All healthcare professionals have an ethical obligation to be truthful and act in the best interest of the patient by adhering to the best available evidence. Providing false or misleading information to patients or consumers is thus a breach of medical ethics. In Canada, the authorities have started taking action against nurses that violate these ethical principles.
- A nurse has been suspended for asking a co-worker to create fake vaccine records.
Now it has been reported that a former registered nurse in West Kelowna has been suspended for four weeks after giving a vulnerable client anti-vaccine information and recommending “alternative pseudoscience” treatments.
According to the terms of a consent agreement posted on the B.C. College of Nurses and Midwives site, Carole Garfield was under investigation for actions that happened in September 2021. The college claims that Garfield contacted the client when she was off duty, using her personal mobile phone and email to give information against the COVID-19 vaccine and recommending so-called alternative medicine (SCAM). The exact nature of the “pseudoscience modalities” Garfield recommended to the client was not listed in the college’s notice.

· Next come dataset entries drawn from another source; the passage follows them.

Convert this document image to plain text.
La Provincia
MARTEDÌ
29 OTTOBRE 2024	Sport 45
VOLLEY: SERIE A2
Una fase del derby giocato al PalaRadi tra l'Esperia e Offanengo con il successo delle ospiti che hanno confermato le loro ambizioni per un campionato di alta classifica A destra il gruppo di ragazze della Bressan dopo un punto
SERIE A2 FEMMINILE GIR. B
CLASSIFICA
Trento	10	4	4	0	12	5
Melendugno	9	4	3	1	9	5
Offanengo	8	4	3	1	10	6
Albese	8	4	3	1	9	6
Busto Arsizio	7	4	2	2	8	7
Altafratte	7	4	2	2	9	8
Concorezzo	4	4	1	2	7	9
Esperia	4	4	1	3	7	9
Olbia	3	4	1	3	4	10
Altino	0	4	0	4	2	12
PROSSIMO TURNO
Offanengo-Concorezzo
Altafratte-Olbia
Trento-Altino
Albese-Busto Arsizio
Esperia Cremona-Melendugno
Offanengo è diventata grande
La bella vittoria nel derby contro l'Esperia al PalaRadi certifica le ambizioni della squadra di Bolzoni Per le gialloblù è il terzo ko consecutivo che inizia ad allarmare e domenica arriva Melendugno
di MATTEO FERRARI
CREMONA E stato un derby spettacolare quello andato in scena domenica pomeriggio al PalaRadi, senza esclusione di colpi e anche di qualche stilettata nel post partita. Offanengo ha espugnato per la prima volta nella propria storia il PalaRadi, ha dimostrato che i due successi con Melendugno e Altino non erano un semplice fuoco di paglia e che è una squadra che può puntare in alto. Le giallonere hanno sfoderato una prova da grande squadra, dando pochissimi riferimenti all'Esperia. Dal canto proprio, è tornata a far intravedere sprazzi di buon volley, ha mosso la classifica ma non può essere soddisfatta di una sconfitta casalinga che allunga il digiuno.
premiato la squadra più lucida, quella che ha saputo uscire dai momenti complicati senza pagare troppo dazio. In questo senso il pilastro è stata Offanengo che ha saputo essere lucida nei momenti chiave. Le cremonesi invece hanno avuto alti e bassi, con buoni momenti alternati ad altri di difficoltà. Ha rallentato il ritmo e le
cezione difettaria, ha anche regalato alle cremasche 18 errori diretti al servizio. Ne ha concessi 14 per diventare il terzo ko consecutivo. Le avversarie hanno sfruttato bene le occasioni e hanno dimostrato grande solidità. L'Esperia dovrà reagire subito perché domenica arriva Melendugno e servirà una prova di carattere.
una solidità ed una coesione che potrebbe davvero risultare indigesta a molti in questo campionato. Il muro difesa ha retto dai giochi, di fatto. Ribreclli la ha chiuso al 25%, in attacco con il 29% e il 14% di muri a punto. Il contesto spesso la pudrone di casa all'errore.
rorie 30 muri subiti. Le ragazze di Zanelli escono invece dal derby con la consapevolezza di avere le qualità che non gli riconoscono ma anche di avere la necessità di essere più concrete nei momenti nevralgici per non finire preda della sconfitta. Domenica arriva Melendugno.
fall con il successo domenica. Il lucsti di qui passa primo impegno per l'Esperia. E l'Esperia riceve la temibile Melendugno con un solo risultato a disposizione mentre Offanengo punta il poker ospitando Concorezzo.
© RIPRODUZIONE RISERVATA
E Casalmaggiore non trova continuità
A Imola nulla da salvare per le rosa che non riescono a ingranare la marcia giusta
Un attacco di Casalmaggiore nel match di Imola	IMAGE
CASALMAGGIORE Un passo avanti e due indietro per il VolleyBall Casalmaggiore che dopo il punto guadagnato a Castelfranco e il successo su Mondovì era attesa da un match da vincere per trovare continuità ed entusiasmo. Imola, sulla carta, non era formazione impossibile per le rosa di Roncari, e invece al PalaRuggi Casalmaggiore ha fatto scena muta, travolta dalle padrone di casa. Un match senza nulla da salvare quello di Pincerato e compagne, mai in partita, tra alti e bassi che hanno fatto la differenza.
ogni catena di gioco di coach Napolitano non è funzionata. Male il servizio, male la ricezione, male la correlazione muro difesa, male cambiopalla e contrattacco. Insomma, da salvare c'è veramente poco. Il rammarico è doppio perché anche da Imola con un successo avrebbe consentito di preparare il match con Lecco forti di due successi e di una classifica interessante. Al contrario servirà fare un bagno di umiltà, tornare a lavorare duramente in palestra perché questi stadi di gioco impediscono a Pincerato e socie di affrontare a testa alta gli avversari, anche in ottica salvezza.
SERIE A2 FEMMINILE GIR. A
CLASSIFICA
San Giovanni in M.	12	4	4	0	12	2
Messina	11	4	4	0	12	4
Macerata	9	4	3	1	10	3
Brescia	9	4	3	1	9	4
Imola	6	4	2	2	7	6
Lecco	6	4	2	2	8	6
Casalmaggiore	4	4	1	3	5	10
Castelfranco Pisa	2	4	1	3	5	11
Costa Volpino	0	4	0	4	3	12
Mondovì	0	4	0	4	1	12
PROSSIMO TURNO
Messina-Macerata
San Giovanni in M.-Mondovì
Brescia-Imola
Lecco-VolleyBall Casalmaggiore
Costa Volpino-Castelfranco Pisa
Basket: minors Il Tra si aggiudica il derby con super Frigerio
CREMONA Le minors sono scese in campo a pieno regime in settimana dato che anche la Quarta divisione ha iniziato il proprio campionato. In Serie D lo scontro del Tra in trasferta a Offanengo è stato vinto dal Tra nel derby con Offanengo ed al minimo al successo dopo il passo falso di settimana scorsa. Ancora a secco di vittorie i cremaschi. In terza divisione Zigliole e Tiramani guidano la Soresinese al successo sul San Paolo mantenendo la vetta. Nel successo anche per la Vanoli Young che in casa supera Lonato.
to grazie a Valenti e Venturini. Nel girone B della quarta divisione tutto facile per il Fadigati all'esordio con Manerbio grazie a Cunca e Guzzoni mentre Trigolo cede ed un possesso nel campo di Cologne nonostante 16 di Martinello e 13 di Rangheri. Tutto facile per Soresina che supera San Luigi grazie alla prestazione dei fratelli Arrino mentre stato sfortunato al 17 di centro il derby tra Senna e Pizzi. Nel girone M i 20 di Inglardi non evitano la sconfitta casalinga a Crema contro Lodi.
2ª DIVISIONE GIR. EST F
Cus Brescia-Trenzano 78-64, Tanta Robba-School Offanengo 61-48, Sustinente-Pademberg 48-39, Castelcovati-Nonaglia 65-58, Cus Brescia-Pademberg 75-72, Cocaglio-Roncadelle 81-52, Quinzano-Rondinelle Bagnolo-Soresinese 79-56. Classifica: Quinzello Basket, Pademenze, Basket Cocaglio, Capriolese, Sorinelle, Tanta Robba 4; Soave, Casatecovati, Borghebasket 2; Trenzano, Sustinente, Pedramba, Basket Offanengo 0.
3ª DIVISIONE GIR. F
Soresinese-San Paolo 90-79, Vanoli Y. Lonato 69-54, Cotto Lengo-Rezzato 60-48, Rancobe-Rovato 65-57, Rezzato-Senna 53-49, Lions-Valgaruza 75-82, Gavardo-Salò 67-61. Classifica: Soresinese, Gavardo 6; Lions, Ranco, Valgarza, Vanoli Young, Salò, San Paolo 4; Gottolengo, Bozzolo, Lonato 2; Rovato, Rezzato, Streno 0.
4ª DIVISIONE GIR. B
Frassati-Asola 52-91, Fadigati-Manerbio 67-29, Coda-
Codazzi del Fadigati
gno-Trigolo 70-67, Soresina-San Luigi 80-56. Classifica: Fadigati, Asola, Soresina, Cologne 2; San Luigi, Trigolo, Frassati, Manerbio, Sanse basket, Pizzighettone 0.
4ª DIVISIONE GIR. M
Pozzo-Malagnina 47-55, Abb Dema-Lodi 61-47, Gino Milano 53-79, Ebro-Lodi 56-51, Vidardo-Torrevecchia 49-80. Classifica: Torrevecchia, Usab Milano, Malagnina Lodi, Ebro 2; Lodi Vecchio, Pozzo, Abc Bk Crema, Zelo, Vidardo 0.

Garfield’s nursing licence was cancelled back in April, according to the college’s registry. It’s unclear how exactly the four-week suspension will be applied. In addition to her month-long suspension and a public reprimand, Garfield is not allowed to be the sole nurse on duty for six months. She will also be given education about ethics, boundaries, and client confidentiality, as well as the province’s professional nursing standards. “The inquiry committee is satisfied that the terms will protect the public,” read a statement from the college.
In my view, it is high time for professional bodies to act against healthcare professionals who issue misleading information to their patients. In the realm of so-called alternative medicine (SCAM), issuing false or misleading information is extremely common and causes untold harm. Such harm would be largely preventable if the professional bodies in charge would start acting responsibly in the best interest of patients. It is high time that they follow the Canadian example!